O discurso de Amorim se
aproxima perigosamente da delirante retórica bolivariana, que enxerga nos
Estados Unidos uma ameaça militar permanente, como se uma invasão dos
"ianques" fosse acontecer a qualquer momento na América do Sul. Foi
com essa desculpa grotesca que o caudilho venezuelano, Hugo Chávez, armou-se
até os dentes com equipamento bélico russo – muito mais para atemorizar a
oposição interna, graças à militarização das chamadas "milícias
bolivarianas", do que para enfrentar uma improvável intervenção americana.
Essa coincidência entre a posição de Amorim e as bandeiras do bolivarianismo
não deveria causar espanto, a julgar por sua trajetória na Chancelaria do
governo Lula.
Nada disso significa que
não haja necessidade de qualificar os investimentos nas Forças Armadas,
sobretudo diante do estado de penúria em que elas se encontram. Um estudo
produzido pelo Ministério da Defesa mostra que metade dos equipamentos
militares do Brasil simplesmente não tem condições de uso. Há casos críticos,
como o da Marinha, responsável por patrulhar a área que guarda uma das
principais riquezas a que aludiu Amorim - isto é, o petróleo do pré-sal. Os
números mais recentes, compilados no ano passado, mostram que somente 2 dos 23
jatos A-4 da Marinha estavam em condições de voar. Além disso, apenas 53 das
100 embarcações e 2 dos 5 submarinos podiam navegar. Na Aeronáutica, nem metade
dos aviões saía do chão, e a maior parte da envelhecida frota superou os 15
anos de uso. Como se sabe, porém, essa renovação, prometida ainda no governo
Lula, está emperrada.
O Brasil gasta 1,5% do
PIB com defesa, e Amorim quer algo em torno de 2%, equiparando-se à China,
Rússia e Índia. É difícil imaginar, no entanto, que o Brasil tenha necessidades
militares semelhantes às desses países, a não ser como expressão de
megalomania. Ademais, já estamos entre os 15 países do mundo que mais gastam na
área militar - na Lei Orçamentária Anual para este ano, a dotação do Ministério
da Defesa foi de R$ 64,795 bilhões.

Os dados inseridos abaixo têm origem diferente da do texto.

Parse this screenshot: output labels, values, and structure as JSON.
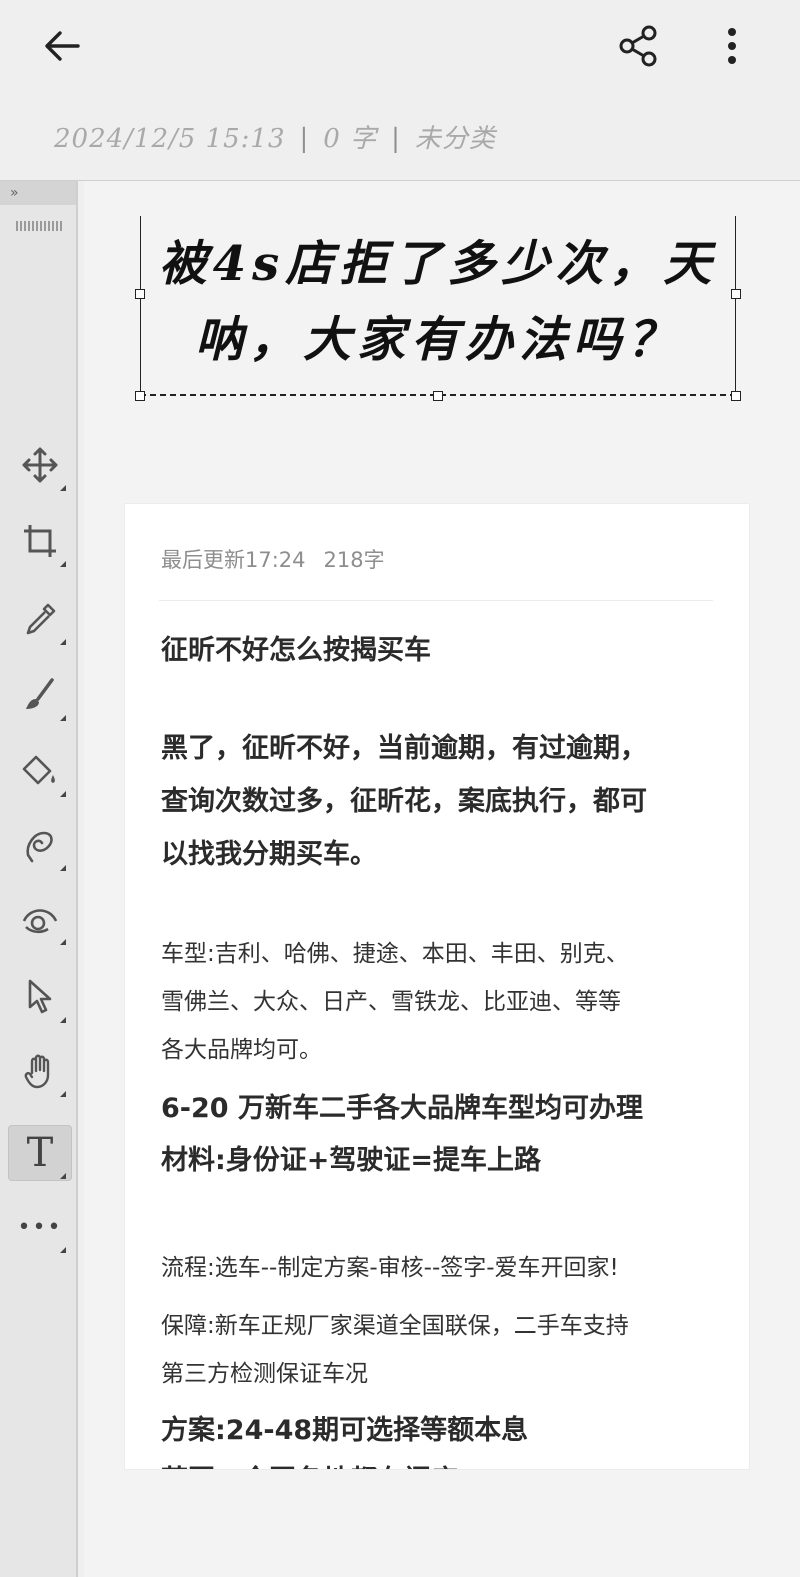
{
  "header": {
    "timestamp": "2024/12/5 15:13",
    "word_count": "0 字",
    "category": "未分类",
    "icons": [
      "back-arrow-icon",
      "share-icon",
      "more-vert-icon"
    ]
  },
  "toolbar": {
    "collapse_label": "»",
    "tools": [
      "move-icon",
      "crop-icon",
      "eyedropper-icon",
      "brush-icon",
      "paint-bucket-icon",
      "lasso-icon",
      "eye-icon",
      "select-arrow-icon",
      "hand-icon",
      "text-tool-icon",
      "more-tools-icon"
    ],
    "active_tool": "text-tool-icon",
    "text_tool_label": "T",
    "more_label": "•••"
  },
  "canvas": {
    "title_line1": "被4s店拒了多少次，天",
    "title_line2": "呐，大家有办法吗？"
  },
  "note": {
    "updated": "最后更新17:24",
    "char_count": "218字",
    "heading": "征昕不好怎么按揭买车",
    "pitch": [
      "黑了，征昕不好，当前逾期，有过逾期，",
      "查询次数过多，征昕花，案底执行，都可",
      "以找我分期买车。"
    ],
    "models": [
      "车型:吉利、哈佛、捷途、本田、丰田、别克、",
      "雪佛兰、大众、日产、雪铁龙、比亚迪、等等",
      "各大品牌均可。"
    ],
    "price_line": "6-20 万新车二手各大品牌车型均可办理",
    "materials_line": "材料:身份证+驾驶证=提车上路",
    "process": "流程:选车--制定方案-审核--签字-爱车开回家!",
    "guarantee": [
      "保障:新车正规厂家渠道全国联保，二手车支持",
      "第三方检测保证车况"
    ],
    "plan": "方案:24-48期可选择等额本息",
    "cutoff": "范围：全国各地都有门店"
  }
}
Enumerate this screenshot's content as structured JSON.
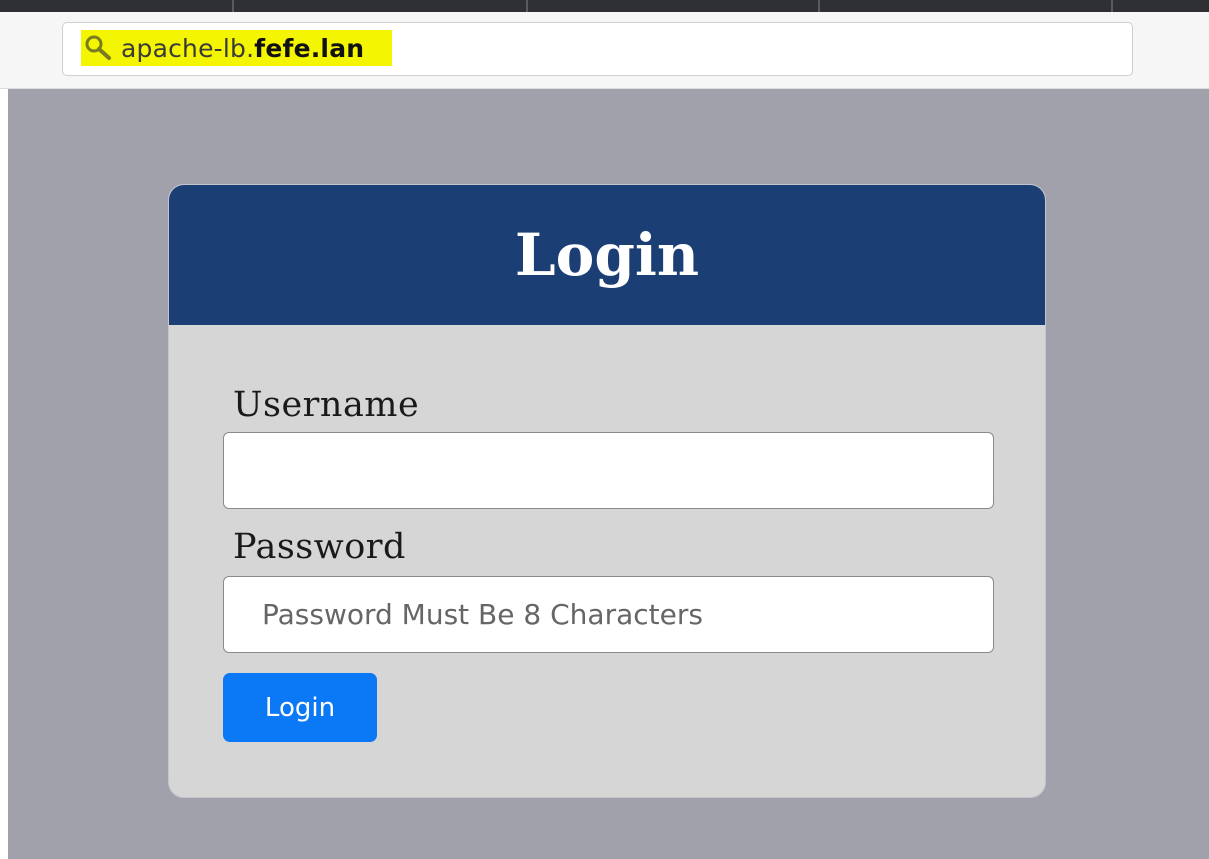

O problema é que, desse valor, R$ 45,298
bilhões estavam destinados ao pagamento de pessoal e de encargos sociais,
enquanto R$ 9,128 bilhões foram destacados para investimentos. Ainda assim, a
verba para modernizar a área militar vem crescendo constantemente desde 2007,
quando somou R$ 5 bilhões.
Mais econômico,
portanto, seria investir numa equação em que as Forças Armadas gastassem melhor
os recursos disponíveis e priorizassem a proteção das fronteiras, sem ter de,
recorrentemente, fazer o papel que cabe à polícia.
Não resta dúvida de que
é imperativo manter uma força militar capaz de enfrentar os desafios da defesa
nacional, mas é preciso estabelecer prioridades claras, lastreadas em ameaças
reais, e não na imaginação fertile de um punhado de ideólogos.